NEUROCIÊNCIA
No último mês da campanha para a presidência norte-americana, Aimee Mann, contribuiu com uma canção peculiar para o site independente “30 Days 30 Songs”, ponto de encontro dos “musicians for a Trump-free America” (actualmente convertido em “1000 Days 1000 Songs”, segundo o Washington Post, “a playlist of songs that Donald Trump will hate”): numa demonstração exemplar do seu “sense of irony made of real iron”, "Can’t You Tell?" apresentava um Trump que, falando na primeira pessoa, confessava que apenas se candidatara pela emoção da vitória e para se vingar da humilhação que sofrera às mãos de Barack Obama, em 2011, no jantar de correspondentes da Casa Branca. Mas que, apavorado perante a possibilidade cada vez mais concreta de vir a ser presidente, terminava, suplicando: “Isn’t anybody going to stop me?
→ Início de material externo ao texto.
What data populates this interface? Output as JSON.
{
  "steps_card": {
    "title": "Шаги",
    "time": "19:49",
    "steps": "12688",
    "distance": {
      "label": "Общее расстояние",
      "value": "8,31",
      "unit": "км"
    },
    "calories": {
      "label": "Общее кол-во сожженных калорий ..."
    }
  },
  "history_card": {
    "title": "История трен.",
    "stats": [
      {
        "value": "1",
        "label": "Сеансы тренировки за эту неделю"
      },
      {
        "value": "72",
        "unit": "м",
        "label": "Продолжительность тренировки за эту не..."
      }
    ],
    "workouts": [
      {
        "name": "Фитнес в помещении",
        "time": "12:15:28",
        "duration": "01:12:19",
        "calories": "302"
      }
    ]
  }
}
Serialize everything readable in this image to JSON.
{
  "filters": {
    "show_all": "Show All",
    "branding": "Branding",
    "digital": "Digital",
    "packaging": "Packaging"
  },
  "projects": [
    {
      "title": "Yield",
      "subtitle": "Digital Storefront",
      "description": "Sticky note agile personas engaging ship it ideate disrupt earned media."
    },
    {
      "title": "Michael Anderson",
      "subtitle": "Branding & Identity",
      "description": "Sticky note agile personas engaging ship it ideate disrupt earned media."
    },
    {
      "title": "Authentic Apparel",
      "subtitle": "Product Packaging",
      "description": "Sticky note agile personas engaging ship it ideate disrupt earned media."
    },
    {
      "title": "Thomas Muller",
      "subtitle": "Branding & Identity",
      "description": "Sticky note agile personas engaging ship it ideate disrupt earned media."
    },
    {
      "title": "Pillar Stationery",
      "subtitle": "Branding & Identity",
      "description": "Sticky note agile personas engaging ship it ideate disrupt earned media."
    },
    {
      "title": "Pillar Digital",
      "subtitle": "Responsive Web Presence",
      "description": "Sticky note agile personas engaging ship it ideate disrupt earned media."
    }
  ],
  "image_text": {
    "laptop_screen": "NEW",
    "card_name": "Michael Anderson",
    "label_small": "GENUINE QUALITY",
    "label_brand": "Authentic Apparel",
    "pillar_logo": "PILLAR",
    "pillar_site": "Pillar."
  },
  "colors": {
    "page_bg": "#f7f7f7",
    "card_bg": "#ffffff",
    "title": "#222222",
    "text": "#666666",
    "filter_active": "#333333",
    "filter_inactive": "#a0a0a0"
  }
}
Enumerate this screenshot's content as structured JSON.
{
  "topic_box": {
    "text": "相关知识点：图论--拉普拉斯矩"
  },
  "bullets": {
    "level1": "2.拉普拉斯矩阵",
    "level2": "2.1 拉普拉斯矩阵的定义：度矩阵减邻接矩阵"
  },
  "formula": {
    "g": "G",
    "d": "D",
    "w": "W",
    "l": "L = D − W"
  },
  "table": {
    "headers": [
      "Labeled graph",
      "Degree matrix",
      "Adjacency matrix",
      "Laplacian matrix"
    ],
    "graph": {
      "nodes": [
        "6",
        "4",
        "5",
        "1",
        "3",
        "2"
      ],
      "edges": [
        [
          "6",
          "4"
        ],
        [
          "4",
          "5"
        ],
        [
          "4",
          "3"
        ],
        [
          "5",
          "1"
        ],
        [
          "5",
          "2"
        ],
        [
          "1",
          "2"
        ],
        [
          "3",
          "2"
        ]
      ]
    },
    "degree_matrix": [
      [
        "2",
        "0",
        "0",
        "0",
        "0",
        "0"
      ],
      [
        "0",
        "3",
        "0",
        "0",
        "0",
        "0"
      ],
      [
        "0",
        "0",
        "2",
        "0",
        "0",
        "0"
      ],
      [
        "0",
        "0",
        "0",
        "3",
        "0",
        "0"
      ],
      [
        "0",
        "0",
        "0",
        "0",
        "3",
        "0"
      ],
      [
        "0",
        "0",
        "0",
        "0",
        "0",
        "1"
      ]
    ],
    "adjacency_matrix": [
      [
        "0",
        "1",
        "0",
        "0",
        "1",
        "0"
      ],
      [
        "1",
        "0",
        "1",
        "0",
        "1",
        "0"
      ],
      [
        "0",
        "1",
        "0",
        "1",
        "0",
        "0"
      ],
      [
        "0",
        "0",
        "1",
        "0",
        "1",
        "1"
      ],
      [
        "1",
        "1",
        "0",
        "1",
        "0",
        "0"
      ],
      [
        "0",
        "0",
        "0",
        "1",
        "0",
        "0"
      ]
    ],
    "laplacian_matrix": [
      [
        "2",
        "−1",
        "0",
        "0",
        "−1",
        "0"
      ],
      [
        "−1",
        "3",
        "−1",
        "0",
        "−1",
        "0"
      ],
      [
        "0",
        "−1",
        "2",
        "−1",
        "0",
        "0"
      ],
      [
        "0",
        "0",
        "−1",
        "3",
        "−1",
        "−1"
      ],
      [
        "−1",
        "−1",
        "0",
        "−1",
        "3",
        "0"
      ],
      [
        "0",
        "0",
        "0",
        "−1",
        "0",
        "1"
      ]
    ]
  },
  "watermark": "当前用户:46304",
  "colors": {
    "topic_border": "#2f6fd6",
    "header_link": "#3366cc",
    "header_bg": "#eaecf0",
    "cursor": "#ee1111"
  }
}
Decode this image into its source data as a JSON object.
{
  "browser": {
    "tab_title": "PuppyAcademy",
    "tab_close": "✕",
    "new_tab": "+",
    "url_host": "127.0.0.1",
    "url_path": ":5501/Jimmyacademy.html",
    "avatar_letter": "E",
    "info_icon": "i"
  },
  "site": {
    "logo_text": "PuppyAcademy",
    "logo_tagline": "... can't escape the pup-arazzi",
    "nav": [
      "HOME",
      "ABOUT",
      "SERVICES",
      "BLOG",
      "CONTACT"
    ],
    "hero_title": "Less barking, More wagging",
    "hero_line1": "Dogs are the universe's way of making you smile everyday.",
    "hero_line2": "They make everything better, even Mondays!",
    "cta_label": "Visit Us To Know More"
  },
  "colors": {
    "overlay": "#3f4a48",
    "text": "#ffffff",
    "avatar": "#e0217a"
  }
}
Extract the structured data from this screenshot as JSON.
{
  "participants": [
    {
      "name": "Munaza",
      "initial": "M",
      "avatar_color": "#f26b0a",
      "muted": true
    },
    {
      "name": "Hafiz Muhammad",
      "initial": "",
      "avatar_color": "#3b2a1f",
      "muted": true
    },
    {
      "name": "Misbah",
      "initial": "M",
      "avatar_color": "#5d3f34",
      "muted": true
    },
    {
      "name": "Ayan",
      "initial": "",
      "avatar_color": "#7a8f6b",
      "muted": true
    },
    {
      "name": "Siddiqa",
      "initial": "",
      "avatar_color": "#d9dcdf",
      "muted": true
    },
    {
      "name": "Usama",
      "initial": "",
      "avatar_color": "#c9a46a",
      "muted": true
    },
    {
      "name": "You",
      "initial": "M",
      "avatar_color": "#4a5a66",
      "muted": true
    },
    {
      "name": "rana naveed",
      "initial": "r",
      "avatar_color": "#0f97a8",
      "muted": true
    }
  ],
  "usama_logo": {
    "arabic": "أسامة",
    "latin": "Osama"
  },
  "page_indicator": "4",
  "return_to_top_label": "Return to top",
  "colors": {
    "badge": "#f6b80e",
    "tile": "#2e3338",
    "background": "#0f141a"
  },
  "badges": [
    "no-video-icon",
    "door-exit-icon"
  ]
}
I don’t want this job, my god, can’t you tell I’m unwell?”
“Unwell” é também o mínimo que poderá dizer-se do estado de espírito da maioria das personagens que, desde 1985, com os ‘Til Tuesday, e, a partir de 1993, a solo, habitam as canções de Mann. Muito em particular em álbuns como Bachelor No. 2 (2000), Lost in Space (2002), The Forgotten Arm (2005), @#%&*! Smilers
(2008), e, acima de todas, nas que escreveu para a perfeitíssima banda sonora de um dos mais devastadores filmes de sempre – Magnolia, de Paul Thomas Anderson (1999) –, cujo argumento foi, aliás, inspirado nelas. Razão pela qual não seria, de todo, um disparate supor que um título como Mental Illness designaria uma compilação/"best of" de Aimee. Afinal, é tão só o seu nono registo de estúdio que, em modo sarcástico, assume o rótulo “depressivo” que lhe foi colado mas não desiste de investigar e inventariar aquilo de que, já há 50 anos, em The Ghost In The Machine, Arthur Koestler suspeitava: fundamentalmente disfuncional, do cérebro da criatura humana pouco há a esperar senão a trágica repetição dos mesmos erros. Nas palavras e melodias de uma suprema classicista pop, isto deverá ler-se “Here we go again, it's obvious, here we go again, we've just become our worst mistakes, the rattles off two rattlesnakes, the antidote that no one takes, so here we go again”. Ou, nitidamente, já no fim da linha, “Philly thinks, and when he thinks he can't feel anymore, Philly drinks, and when he drinks, all the drunks hit the floor”.